Vivant elle-même avec une déficience physique, Danièle Dumont réalise bien l’ampleur et la diversité des difficultés vécues par les personnes à mobilité réduite dans leur démarche vers l’emploi. Dans le cadre de sa maîtrise en éthique à l’UQAR, elle analyse le décalage entre la volonté d’intégration et la persistance de la discrimination.

« Les dernières données révèlent que le taux d’emploi de ces personnes demeure très faible », souligne la chercheuse. « En effet, le taux d’emploi des personnes handicapées est d’environ 40 %, alors que celui du reste de la population dépasse les 70 %. Les obstacles ne se limitent toutefois pas qu'à l’embauche. Il y a encore beaucoup de chemin à faire pour une pleine reconnaissance des compétences et des droits de ceux qui se retrouvent en situation de handicap. Leur qualité de vie au travail et leurs conditions d’emploi sont souvent remises en question, et elles reflètent la fragilité de leur situation au sein d’un marché du travail jugé en crise par plusieurs », précise-t-elle.

Le travail constitue une des plus importantes sources de valorisation d’un individu, mais aussi d’intégration sociale. Voilà pourquoi le gouvernement du Québec a exprimé clairement sa volonté d’améliorer cette situation en instaurant en 2008 différents défis et mesures pour favoriser une plus grande participation des personnes handicapées au marché du travail d’ici 2018. Ces orientations traduisent des enjeux éthiques et sociaux liés au handicap en s'appuyant sur des valeurs de solidarité, d’égalité et de justice essentielles à l'amélioration de la situation, mais aussi des objectifs d’urgence économique pour combler les besoins croissants de main-d’œuvre, ou pour diminuer la charge de l’État sur le plan de la santé et de la sécurité sociale.

Pour son mémoire de maîtrise, Mme Dumont s’intéresse aux principaux conflits d’actions, de normes, de valeurs et de sens qui se forment dans les rapports entre les personnes impliquées.

L’objectif de la recherche est d’enrichir la compréhension et la prise en compte de la réalité des personnes vivant avec une déficience physique dans leur démarche vers l’emploi, par l’étude des valeurs, des attentes, des attitudes et des besoins des parties prenantes évoluant au cœur des situations. « Même si des employeurs font preuve d’une ouverture et d’une flexibilité remarquables envers ces personnes, bon nombre d’entre eux ont encore beaucoup de préjugés sur cette main-d’œuvre. Par exemple, la nécessité d’adapter un poste de travail peut laisser présager que ce sera plus compliqué et plus couteux pour l’employeur », constate-t-elle.

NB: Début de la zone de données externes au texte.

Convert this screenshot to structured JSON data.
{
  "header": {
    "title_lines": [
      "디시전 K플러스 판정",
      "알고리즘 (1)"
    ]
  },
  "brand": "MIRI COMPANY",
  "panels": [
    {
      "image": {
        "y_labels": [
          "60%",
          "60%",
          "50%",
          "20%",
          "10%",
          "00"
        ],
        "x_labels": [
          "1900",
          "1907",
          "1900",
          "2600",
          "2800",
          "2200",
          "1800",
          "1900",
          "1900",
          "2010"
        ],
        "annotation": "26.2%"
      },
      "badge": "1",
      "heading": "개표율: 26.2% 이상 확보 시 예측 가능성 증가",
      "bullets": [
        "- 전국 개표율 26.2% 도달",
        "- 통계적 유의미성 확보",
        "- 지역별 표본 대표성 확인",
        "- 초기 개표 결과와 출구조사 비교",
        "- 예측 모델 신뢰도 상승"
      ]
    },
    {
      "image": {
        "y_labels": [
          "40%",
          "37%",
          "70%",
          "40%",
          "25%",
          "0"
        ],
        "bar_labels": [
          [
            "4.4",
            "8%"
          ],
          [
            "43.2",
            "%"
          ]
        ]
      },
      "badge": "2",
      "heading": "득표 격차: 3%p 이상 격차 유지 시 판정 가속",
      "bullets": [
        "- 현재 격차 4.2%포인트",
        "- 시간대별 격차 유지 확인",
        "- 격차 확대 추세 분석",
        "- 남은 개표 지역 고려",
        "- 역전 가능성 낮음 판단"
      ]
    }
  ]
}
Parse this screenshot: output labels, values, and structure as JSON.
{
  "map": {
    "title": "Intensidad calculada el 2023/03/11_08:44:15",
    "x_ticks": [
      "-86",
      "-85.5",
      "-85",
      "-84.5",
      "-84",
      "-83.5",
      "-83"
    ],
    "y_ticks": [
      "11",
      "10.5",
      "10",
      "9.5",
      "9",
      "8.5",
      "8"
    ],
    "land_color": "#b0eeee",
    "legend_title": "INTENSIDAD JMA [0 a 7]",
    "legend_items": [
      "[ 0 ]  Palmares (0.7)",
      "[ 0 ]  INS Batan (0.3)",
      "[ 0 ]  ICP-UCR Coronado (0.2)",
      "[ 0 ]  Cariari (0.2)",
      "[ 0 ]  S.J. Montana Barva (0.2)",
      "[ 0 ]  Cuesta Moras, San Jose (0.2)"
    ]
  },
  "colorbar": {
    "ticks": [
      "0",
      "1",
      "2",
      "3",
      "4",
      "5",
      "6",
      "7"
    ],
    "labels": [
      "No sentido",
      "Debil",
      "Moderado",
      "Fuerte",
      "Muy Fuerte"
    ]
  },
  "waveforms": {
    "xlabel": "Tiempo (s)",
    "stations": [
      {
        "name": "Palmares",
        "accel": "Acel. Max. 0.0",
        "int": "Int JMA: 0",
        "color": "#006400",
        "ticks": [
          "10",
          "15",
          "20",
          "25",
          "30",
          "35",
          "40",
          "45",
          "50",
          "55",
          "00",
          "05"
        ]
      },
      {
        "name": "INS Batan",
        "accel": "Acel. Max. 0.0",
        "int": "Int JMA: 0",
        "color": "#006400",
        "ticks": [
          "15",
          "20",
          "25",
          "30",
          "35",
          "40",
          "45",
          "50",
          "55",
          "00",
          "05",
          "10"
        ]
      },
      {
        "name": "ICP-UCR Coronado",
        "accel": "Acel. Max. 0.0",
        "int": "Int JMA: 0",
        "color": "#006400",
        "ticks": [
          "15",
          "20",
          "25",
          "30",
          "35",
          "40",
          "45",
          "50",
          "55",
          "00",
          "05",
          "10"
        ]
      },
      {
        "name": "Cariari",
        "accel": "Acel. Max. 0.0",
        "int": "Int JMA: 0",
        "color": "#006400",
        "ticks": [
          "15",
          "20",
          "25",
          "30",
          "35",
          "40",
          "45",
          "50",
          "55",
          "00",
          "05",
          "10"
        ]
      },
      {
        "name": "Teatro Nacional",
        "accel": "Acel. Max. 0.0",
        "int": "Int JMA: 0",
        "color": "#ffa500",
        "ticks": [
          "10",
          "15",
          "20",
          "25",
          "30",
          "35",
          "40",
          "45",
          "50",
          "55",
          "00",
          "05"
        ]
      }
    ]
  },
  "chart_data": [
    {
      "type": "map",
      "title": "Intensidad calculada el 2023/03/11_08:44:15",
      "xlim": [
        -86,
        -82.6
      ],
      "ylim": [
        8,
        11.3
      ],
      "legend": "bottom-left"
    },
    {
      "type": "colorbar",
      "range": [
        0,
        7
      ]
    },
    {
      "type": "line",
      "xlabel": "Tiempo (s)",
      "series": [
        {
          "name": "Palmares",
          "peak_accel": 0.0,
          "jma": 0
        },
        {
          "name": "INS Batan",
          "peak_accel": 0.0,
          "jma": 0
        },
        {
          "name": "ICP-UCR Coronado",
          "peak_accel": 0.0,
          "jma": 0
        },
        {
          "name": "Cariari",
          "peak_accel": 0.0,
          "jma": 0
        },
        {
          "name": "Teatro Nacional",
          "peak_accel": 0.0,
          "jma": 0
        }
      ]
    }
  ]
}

« Certaines personnes n'ont aucun besoin particulier différent de tout employé sans incapacité afin d'intégrer ou de maintenir un emploi, mais plusieurs en ont qui sont parfois mineurs, parfois plus importants. Les normes de performance et de productivité de l’entreprise peuvent entrer en conflit avec le besoin de temps d’intégration. Ces normes représentent pour certains un véritable défi puisqu’ils doivent déployer un maximum d’énergie pour atteindre ce que les autres font avec un minimum d’effort. Lorsque possible, un simple ajustement d’horaire ou un accompagnement minimal peuvent être des accommodements suffisants à une performance optimale. La conciliation des objectifs de l’organisation avec les objectifs personnels des individus et avec les objectifs des récentes mesures gouvernementales, qui donnent une dimension sociale à la problématique, est au cœur de cette réflexion éthique », conclut Mme Dumont.

Soutenue par le Conseil de recherches en sciences humaines du Canada (CRSH) et par la Fondation de l'UQAR, la recherche de Danièle Dumont est dirigée par le professeur Bruno Leclerc, spécialiste de l'éthique de la recherche et de l’intervention en santé. M. Leclerc possède également une large expertise des comités d’éthiques, notamment dans le réseau des centres de réadaptation.